Maybe the only issue to discuss is I added my own dependencies to the setuptools files - like dask, and my little package for building cluster: ClusterWrap. I've left these in for now but I'm happy to remove them if that's preferable for merging. I don't really know the right way to handle these if a contrib has a unique dependency? I guess they should be optional dependencies but I don't know how to set that up. But if you prefer them formatted that way I can learn how to do it.
Hi Greg, thanks for the PR. However, we'll be moving all contrib files into a separate repo and we will let you know where that is so you can pull your code into it directly.
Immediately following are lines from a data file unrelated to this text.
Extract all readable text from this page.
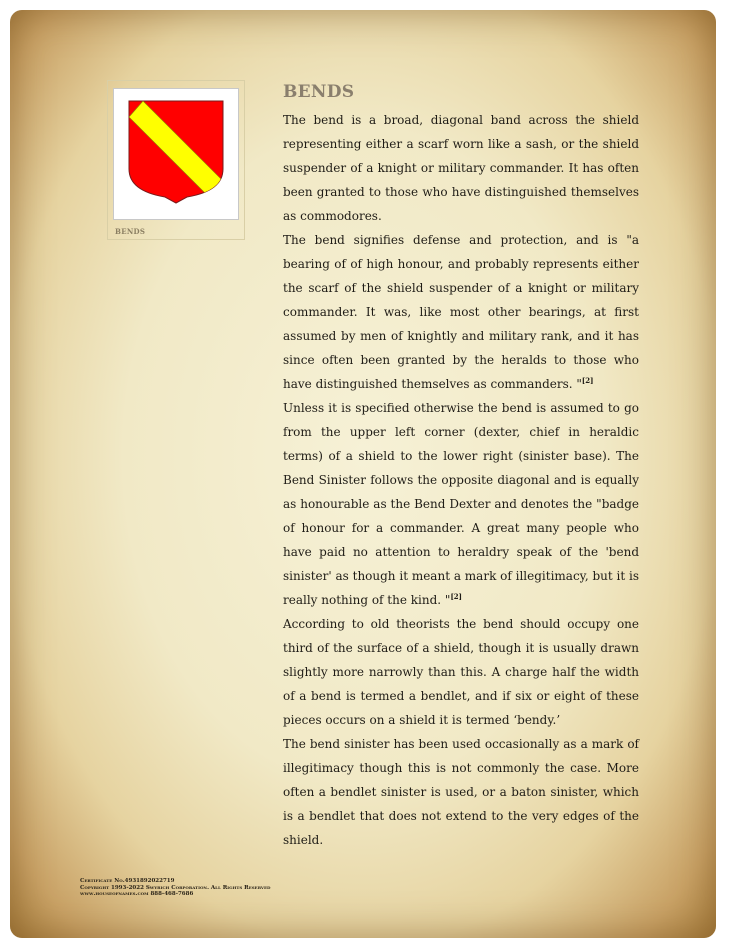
BENDS
BENDS

The bend is a broad, diagonal band across the shield representing either a scarf worn like a sash, or the shield suspender of a knight or military commander. It has often been granted to those who have distinguished themselves as commodores.

The bend signifies defense and protection, and is "a bearing of of high honour, and probably represents either the scarf of the shield suspender of a knight or military commander. It was, like most other bearings, at first assumed by men of knightly and military rank, and it has since often been granted by the heralds to those who have distinguished themselves as commanders. "[2]

Unless it is specified otherwise the bend is assumed to go from the upper left corner (dexter, chief in heraldic terms) of a shield to the lower right (sinister base). The Bend Sinister follows the opposite diagonal and is equally as honourable as the Bend Dexter and denotes the "badge of honour for a commander. A great many people who have paid no attention to heraldry speak of the 'bend sinister' as though it meant a mark of illegitimacy, but it is really nothing of the kind. "[2]

According to old theorists the bend should occupy one third of the surface of a shield, though it is usually drawn slightly more narrowly than this. A charge half the width of a bend is termed a bendlet, and if six or eight of these pieces occurs on a shield it is termed ‘bendy.’

The bend sinister has been used occasionally as a mark of illegitimacy though this is not commonly the case. More often a bendlet sinister is used, or a baton sinister, which is a bendlet that does not extend to the very edges of the shield.

Certificate No.4931892022719
Copyright 1993-2022 Swyrich Corporation. All Rights Reserved
www.houseofnames.com 888-468-7686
Mi Marius - sounds good I'll wait until the contrib repo is set up. Is it too much to ask for you to notify me here when that is complete, or is there another way that I can find out when you're done setting up that repo without bothering you?
We'll definitely notify you, thanks Greg.
@carsen-stringer @marius10p I've done a major refactor of my distributed Cellpose implementation. The current state is far more readable and easy to learn. It is also functionally superior to my previous implementation in several key ways:
- Dask cluster objects are now defined inside the distributed module. This is better for long term maintenance and removes a dependency.
- New dependencies are very minimal. yaml is so stable it has been considered for inclusion in the stdlib, zarr is an essential big data tool, you can't really get away with not using that one, and dask_jobqueue enables easy interfacing with various cluster managers (such as the LSF cluster at Janelia).
- The main functions have been refactored and are much more digestible. If learning the code, the first place to look should be the function which runs on each block, this will be the most familiar. This function can be run independent of the distributed function to see/test what will happen to each block when you do distribute over a large dataset.
- Multithreading is now supported even for LocalCluster (workstation) runs
- All functions have thorough docstrings. The most important ones are the function that runs on each block and the function you would call to distribute Cellpose over a large image.
This code is all thoroughly tested on both the cluster and a workstation. Going between the cluster and a workstation, one just needs to change a few parameters, it's very simple. I have a Jupyter notebook with several use case examples that I'm happy to share if you want to evaluate yourself.
There are a few desirable things which I intend to add but have not yet included:
- LocalClusters (workstation runs) currently do not support adding heterogeneous workers - that is, one or more workers which include GPUs and other workers which do not. This is an essential improvement and I'll get to it eventually.
- Passing in an already instantiated model instead of creating one on each worker. Currently, it is possible to select from the models already available in Cellpose using the
model_typekeyword argument. But if the user has their own model stored on disk, say a Cellpose 2.0 model, it's not yet possible to pass that in.
Hi Greg, I am working on running cellpose on some large (TB-scale) lightsheet data and came across your dask implementation here. I'm working with an SGE cluster and have tried modifying the script to handle this, but I'm wondering if you'd be willing to share your Jupyter notebook / use case example code? I'm running into some issues that I believe are related to the dask client/scheduler setup, but I want to rule out any other part of my implementation causing the issue. Thanks!